На ступеньках парадной лестницы столпились вицмундиры академического начальства. Все слушали Баженова, стоявшего несколько повыше на площадке и задержавшего общее движение вниз своей речью. Свет был у него за спиной, и на фоне белой стены рисовался только стройный его силуэт.

В тоне Баженова слышалось с трудом сдерживаемое волнение. Вдруг он сверху увидел подходившего к Карлу Росси Воронихина и, прервав свою речь, стремительно зашагал по ступенькам.

Он несся, словно подлетывал, легкий, изящный человек с лицом, овеянным гением. И вместе с тем это было лицо русского деревенского парня, с многообразным тончайшим налетом европейской культуры.

Несмотря на шестьдесят лет, была юношеская сила, стремительность в фигуре, брови разлетные, приподнятые с особым изумлением, словно это был человек, увидавший какую-то красоту мира, незримую другим. В юности из-за своего восхищенного выражения его прекрасного лица говорили о нем, смеясь, товарищи: «лик архангельский».

Баженов дошел до Воронихина и, обнимая его, быстро сказал;

— Как хочется мне провести с тобой, дорогой Андре, сегодняшний вечер.

— Я сам о том же мечтал, — улыбнулся Ворони-хин, — вот свидетель, Карл Росси, или, как я его называю, Шарло!

Баженов, сияя чарующей улыбкой, протянул Росси руку.

— Знаю, знаю, подающий большие надежды наш юный, преемник и продолжатель, конечно, тоже мой дорогой гость.

Росси, закрасневшись от радости, поклонился.

Форменные вицмундиры спустились вниз с лестницы и опять окружили Баженова. Он выступил вперед и заговорил так, словно начатый вверху разговор не прерывался им вовсе:

— Поймите же, предложенный мной проект необходимо привести в исполнение как можно скорее. Он должен войти в преподавание, в живую жизнь для назидания молодым. На этих образцах нашим зодчим надлежит развивать свое дарование…

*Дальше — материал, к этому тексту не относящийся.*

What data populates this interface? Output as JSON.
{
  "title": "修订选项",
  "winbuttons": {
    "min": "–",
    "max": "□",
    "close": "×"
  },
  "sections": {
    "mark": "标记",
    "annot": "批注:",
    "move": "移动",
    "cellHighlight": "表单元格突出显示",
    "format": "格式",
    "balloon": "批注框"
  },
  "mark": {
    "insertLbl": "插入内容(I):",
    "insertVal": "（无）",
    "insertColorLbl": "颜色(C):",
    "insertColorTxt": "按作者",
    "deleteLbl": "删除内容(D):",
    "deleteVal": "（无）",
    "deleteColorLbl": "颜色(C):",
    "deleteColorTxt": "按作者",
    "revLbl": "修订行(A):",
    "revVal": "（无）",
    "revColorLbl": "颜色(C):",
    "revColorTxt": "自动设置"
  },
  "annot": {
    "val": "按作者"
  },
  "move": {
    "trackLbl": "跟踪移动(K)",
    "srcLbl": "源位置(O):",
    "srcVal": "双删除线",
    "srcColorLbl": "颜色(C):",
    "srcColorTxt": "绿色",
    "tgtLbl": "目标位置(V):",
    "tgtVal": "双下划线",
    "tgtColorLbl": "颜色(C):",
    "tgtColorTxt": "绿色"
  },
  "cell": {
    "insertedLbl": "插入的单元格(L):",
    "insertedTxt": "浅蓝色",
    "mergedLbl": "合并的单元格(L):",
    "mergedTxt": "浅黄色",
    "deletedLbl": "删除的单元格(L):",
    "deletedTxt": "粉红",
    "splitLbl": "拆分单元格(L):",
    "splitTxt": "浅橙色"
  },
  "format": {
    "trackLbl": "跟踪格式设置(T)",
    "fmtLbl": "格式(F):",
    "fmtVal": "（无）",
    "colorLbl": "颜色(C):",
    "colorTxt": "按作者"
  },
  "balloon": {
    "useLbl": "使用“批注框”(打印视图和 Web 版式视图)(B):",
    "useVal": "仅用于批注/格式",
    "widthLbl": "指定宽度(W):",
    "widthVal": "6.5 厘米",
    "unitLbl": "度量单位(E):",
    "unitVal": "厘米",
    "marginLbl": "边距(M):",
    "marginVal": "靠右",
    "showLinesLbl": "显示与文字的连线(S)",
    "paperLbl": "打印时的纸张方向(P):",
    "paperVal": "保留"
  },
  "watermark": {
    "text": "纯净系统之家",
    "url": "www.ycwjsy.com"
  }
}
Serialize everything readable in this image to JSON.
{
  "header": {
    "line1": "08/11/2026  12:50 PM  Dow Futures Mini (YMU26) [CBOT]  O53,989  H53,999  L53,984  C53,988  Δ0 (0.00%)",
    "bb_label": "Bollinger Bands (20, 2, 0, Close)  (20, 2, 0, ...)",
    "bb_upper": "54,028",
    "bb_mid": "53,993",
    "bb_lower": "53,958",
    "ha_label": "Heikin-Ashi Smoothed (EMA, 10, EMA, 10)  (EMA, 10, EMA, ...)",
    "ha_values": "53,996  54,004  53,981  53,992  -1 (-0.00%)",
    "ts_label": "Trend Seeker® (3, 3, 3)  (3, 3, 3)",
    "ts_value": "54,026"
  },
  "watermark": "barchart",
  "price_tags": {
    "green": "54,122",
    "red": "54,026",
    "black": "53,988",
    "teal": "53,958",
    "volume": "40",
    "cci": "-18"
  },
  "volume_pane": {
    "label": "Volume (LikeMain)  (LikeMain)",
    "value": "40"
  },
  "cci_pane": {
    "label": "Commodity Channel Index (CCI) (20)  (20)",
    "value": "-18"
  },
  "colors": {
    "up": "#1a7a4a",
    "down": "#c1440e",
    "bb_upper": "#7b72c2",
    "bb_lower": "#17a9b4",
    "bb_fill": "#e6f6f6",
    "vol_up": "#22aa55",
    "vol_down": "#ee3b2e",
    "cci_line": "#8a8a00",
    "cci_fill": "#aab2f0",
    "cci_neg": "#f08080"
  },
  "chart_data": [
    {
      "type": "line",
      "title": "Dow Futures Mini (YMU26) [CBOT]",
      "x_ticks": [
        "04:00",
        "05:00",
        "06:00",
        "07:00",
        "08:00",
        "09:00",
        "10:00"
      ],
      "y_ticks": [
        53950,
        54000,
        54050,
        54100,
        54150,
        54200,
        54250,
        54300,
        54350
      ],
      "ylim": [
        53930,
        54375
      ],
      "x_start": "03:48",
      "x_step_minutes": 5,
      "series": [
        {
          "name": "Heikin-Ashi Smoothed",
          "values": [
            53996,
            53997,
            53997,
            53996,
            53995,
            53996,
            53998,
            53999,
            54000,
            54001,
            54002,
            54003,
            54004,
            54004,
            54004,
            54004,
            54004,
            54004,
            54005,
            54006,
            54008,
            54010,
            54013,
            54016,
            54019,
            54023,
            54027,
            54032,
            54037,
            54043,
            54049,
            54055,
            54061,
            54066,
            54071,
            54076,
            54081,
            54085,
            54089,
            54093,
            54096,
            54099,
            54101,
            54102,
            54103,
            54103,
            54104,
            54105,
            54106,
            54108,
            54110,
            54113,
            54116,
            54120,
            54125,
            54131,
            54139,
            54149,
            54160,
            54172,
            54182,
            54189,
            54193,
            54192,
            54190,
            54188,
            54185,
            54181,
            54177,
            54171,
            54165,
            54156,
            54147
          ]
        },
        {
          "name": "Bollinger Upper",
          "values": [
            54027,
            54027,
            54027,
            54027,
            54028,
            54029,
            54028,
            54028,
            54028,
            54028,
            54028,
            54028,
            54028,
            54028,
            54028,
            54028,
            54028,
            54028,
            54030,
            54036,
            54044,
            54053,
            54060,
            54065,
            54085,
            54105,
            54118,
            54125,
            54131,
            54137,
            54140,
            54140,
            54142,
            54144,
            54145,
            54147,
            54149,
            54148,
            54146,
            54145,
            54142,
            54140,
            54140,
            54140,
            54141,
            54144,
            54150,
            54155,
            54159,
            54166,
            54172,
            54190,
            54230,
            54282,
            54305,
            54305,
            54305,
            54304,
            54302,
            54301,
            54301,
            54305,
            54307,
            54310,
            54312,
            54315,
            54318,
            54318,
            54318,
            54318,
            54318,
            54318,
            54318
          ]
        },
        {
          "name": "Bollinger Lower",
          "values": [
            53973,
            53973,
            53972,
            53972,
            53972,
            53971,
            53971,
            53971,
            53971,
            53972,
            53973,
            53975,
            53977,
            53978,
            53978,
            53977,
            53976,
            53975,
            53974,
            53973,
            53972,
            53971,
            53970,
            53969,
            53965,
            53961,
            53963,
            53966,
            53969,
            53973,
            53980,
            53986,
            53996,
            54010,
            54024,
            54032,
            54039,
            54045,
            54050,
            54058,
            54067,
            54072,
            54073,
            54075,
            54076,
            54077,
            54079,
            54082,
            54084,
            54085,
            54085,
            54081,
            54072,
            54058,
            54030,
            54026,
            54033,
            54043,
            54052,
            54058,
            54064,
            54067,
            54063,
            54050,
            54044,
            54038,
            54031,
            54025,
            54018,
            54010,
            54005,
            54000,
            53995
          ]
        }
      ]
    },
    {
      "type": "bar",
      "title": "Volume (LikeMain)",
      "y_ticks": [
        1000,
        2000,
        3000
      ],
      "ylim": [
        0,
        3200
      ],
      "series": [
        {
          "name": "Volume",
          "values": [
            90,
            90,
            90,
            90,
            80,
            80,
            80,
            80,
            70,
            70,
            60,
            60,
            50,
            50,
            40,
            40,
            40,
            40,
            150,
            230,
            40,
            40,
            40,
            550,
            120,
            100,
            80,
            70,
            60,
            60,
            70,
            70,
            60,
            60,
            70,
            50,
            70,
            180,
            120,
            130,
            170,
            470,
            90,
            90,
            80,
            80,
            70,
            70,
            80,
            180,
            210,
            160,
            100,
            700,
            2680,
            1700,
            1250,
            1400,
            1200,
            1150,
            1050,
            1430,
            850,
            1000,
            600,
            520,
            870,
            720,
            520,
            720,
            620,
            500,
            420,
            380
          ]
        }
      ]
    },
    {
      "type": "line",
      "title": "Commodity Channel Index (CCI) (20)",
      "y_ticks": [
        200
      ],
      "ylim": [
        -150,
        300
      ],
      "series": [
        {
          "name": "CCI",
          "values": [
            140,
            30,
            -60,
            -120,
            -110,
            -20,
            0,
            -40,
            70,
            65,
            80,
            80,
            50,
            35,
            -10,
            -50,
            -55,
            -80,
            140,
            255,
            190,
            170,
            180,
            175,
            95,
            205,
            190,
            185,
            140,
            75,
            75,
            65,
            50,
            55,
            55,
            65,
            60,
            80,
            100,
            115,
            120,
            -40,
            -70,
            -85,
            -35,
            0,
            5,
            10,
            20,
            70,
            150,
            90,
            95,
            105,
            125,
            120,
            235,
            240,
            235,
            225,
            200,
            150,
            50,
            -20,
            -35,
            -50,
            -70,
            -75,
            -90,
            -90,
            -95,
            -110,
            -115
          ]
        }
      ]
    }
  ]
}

Баженов остановился, ему не хватало воздуха. С недавних пор, когда приходил в волнение, отказывало вдруг сердце… Однако в минуту преодолел слабость, ярко оглядел всех своими вдохновенными глазами и широко очертил рукой воздух, будто собрал воедино этих грядущих зодчих, и повторил весело:

— Именно в поученье молодым будет это издание работ всех мастеров русских…

Он было умолк, но через миг опять вспыхнул, словно встретил какое-то обидное опровержение. Чиновники молчали, но своей повышенной чуткостью Баженов уловил их внутреннее несогласие и, повысив голос, резко сказал:

— И в первую голову надлежит издать те проекты, кои по превосходным своим замыслам и вкусу достойны были быть выполненными, но…

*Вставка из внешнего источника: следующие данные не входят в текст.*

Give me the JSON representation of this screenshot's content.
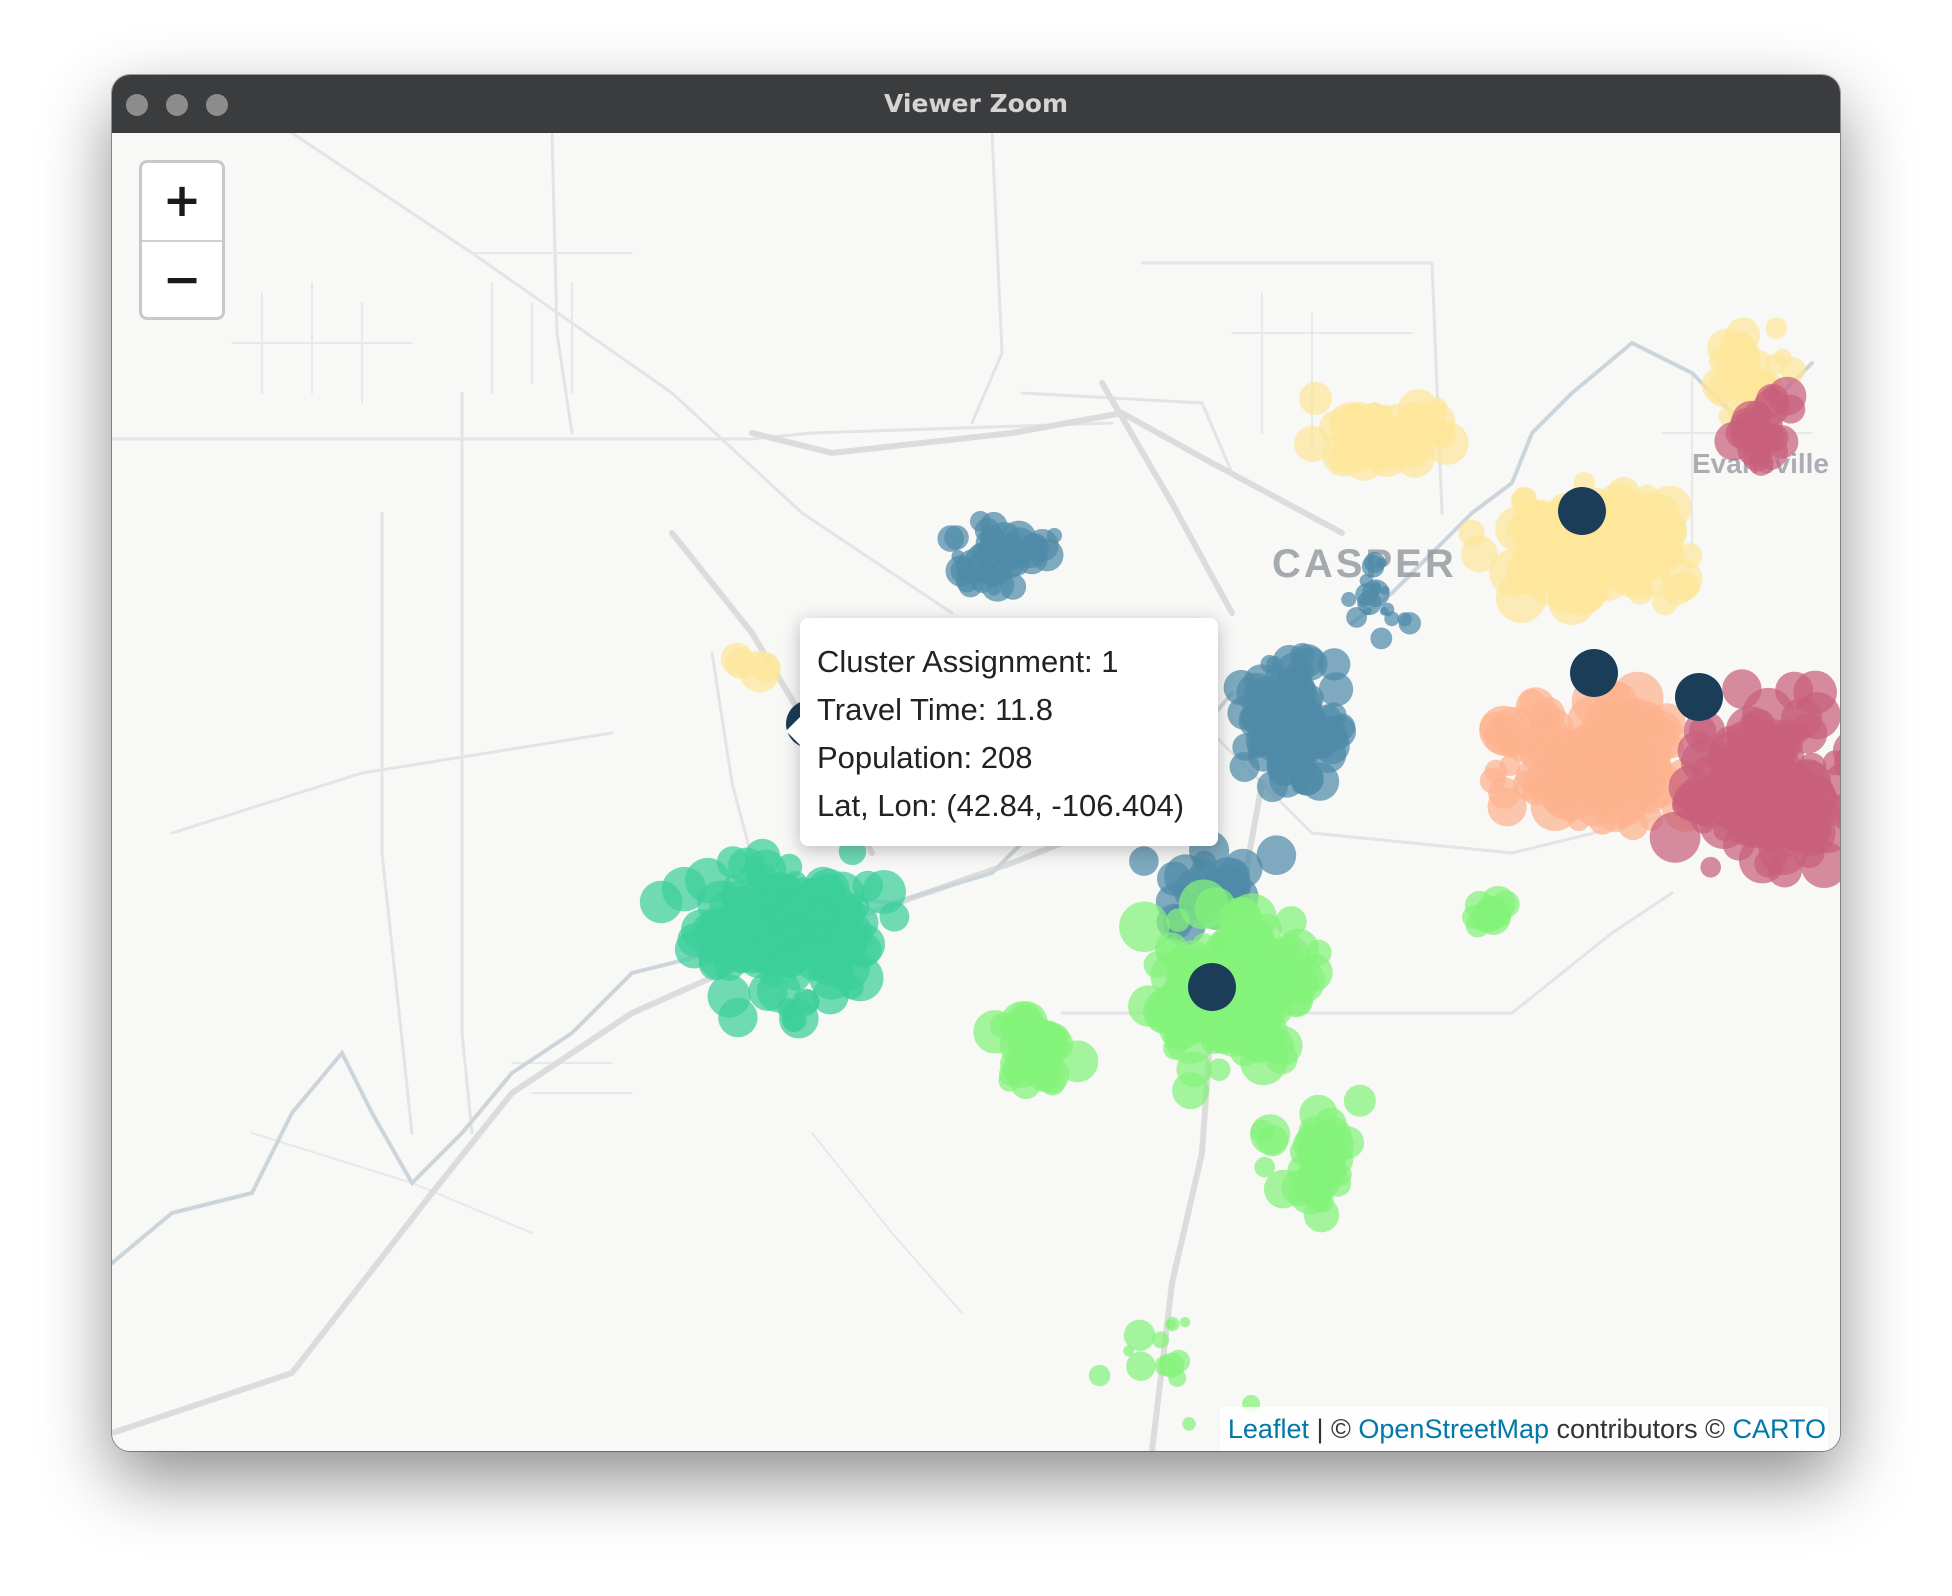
{
  "window": {
    "title": "Viewer Zoom"
  },
  "zoom": {
    "in_label": "+",
    "out_label": "−"
  },
  "map": {
    "place_labels": {
      "city": "CASPER",
      "town": "Evansville"
    },
    "colors": {
      "cluster_teal_blue": "#4f8aa8",
      "cluster_green_teal": "#3ccf9b",
      "cluster_light_green": "#84f27a",
      "cluster_yellow": "#fde69a",
      "cluster_peach": "#fdb38f",
      "cluster_rose": "#c8607b",
      "centroid": "#1c3d57"
    }
  },
  "popup": {
    "lines": [
      "Cluster Assignment: 1",
      "Travel Time: 11.8",
      "Population: 208",
      "Lat, Lon: (42.84, -106.404)"
    ]
  },
  "attribution": {
    "leaflet": "Leaflet",
    "sep1": " | © ",
    "osm": "OpenStreetMap",
    "contributors": " contributors © ",
    "carto": "CARTO"
  }
}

Снова голос пресекся. Волнение было крайнее. Тяжко было закончить речь признанием неудачи собственной судьбы художника. Однако еще сделал усилие и окончил:

-..кои остались всего лишь в замысле.

Баженов поднял голову, краска прилила к побледневшим щекам; с гордостью, тихо, но твердо он вымолвил:

— Ежели здания предполагаемые почему-либо построены не были, но по важности своей, по высоте архитектурного знания стоят превыше многих построенных, потомство обязано сохранить их в своей памяти — ради себя самих, ради искусства, ради истории отечественной.

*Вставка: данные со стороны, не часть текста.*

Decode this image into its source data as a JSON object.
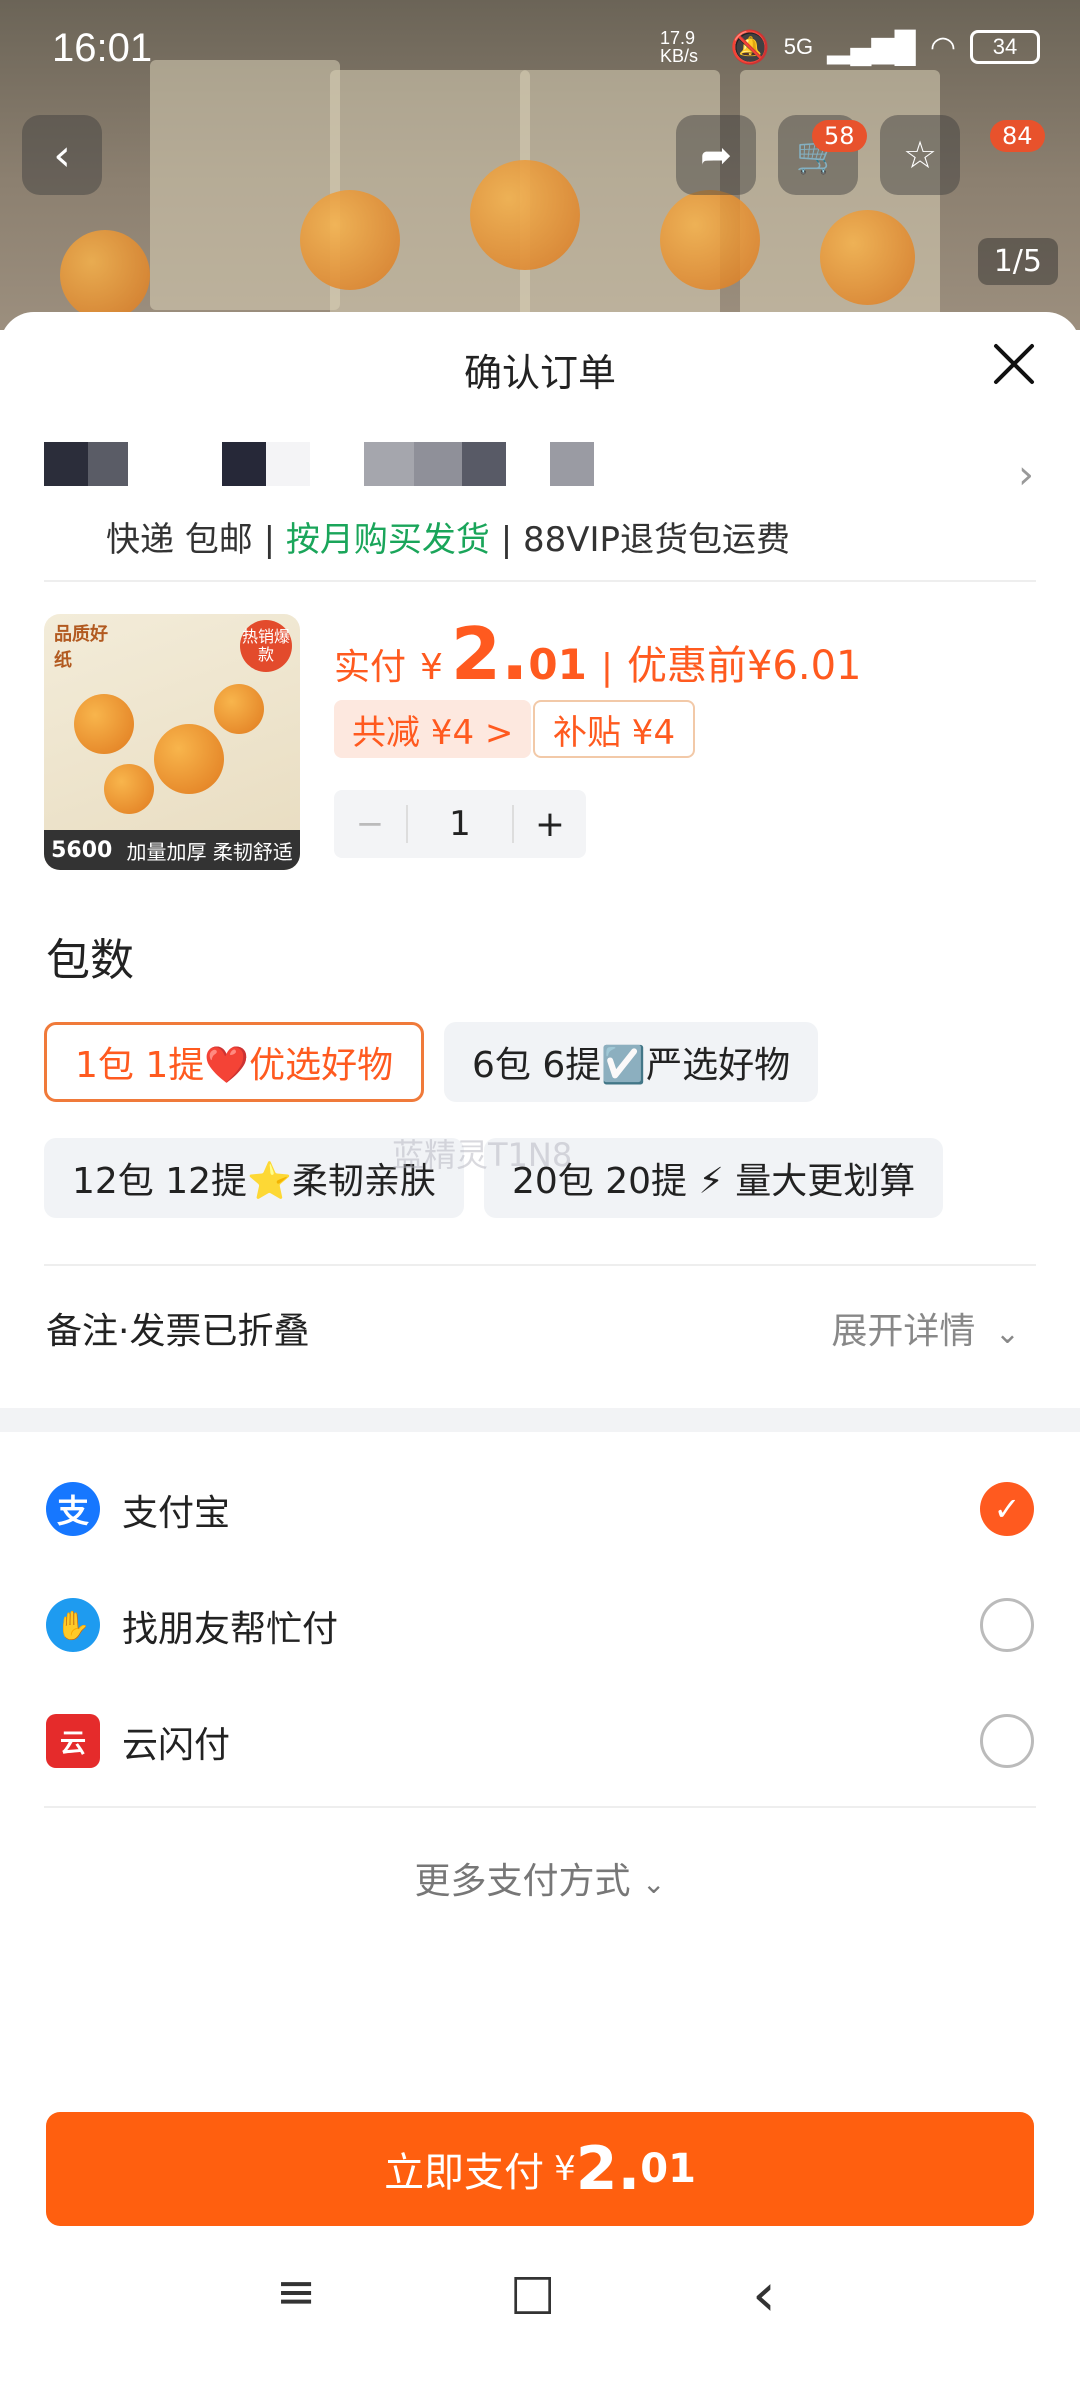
{
  "status_bar": {
    "time": "16:01",
    "net_speed": "17.9 KB/s",
    "network": "5G",
    "battery": "34"
  },
  "header": {
    "cart_badge": "58",
    "fav_badge": "84",
    "image_counter": "1/5"
  },
  "sheet": {
    "title": "确认订单",
    "shipping": {
      "prefix": "快递 包邮 | ",
      "green": "按月购买发货",
      "suffix": " | 88VIP退货包运费"
    },
    "product": {
      "thumb_title": "品质好纸",
      "thumb_hot": "热销爆款",
      "thumb_count": "5600",
      "thumb_caption": "加量加厚 柔韧舒适",
      "paid_label": "实付",
      "currency": "¥",
      "price_int": "2.",
      "price_dec": "01",
      "before_label": "优惠前",
      "before_price": "¥6.01",
      "discount_tag": "共减 ¥4 >",
      "subsidy_tag": "补贴 ¥4",
      "quantity": "1",
      "minus": "−",
      "plus": "+"
    },
    "spec": {
      "title": "包数",
      "options": [
        {
          "label": "1包 1提❤️优选好物",
          "selected": true
        },
        {
          "label": "6包 6提☑️严选好物",
          "selected": false
        },
        {
          "label": "12包 12提⭐柔韧亲肤",
          "selected": false
        },
        {
          "label": "20包 20提 ⚡ 量大更划算",
          "selected": false
        }
      ],
      "watermark": "蓝精灵T1N8"
    },
    "remark": {
      "label": "备注·发票已折叠",
      "expand": "展开详情"
    },
    "payments": [
      {
        "name": "支付宝",
        "icon": "alipay-icon",
        "icon_text": "支",
        "color": "#1677ff",
        "selected": true
      },
      {
        "name": "找朋友帮忙付",
        "icon": "friend-pay-icon",
        "icon_text": "✋",
        "color": "#1e9bf0",
        "selected": false
      },
      {
        "name": "云闪付",
        "icon": "unionpay-icon",
        "icon_text": "云",
        "color": "#e52b2b",
        "selected": false
      }
    ],
    "more_pay": "更多支付方式",
    "pay_button": {
      "label": "立即支付",
      "currency": "¥",
      "price_int": "2.",
      "price_dec": "01"
    }
  },
  "nav_bar": {
    "menu": "≡",
    "home": "□",
    "back": "‹"
  },
  "colors": {
    "accent": "#ff5f0f",
    "green": "#1aa55a"
  }
}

За несколько витиеватыми словами Баженова не только молодой Росси, все одеревенелые в службе академические чиновники и адъюнкты застарелой живописи почувствовали и на миг разделили обиду изломанного жизнью гениального строителя.

Вдруг Росси, подойдя близко к Баженову, сказал, краснея, со слезами на глазах:

— Василий Иванович, поверьте, мы высоко чтим вас, великого зодчего и учителя нашего.

Приветливо встретила гостей жена Баженова, Аграфена Лукинична. Взял ее Василий Иванович, сироту, из дому своего близкого друга — Федора Каржавина, хорошего переводчика и неугомонного путешественника. Грушенька была воспитанница его родителей.

В необыкновенно светлой столовой с обилием благоуханных цветов было радостно. Дикий виноград из трельяжа выбрался высоко над окнами и, путешествуя по стене, заткал ее живым зеленым ковром.

— Прямо зимний сад, — сказал Баженов, обводя жестом стены, — таков вкус моей хозяйки, ее вкусу я радуюсь.

— Еще бы вам не радоваться, — смеясь, сказал Воронихин, — ежели благодаря этому вкусу она выбрала в супруги именно вас.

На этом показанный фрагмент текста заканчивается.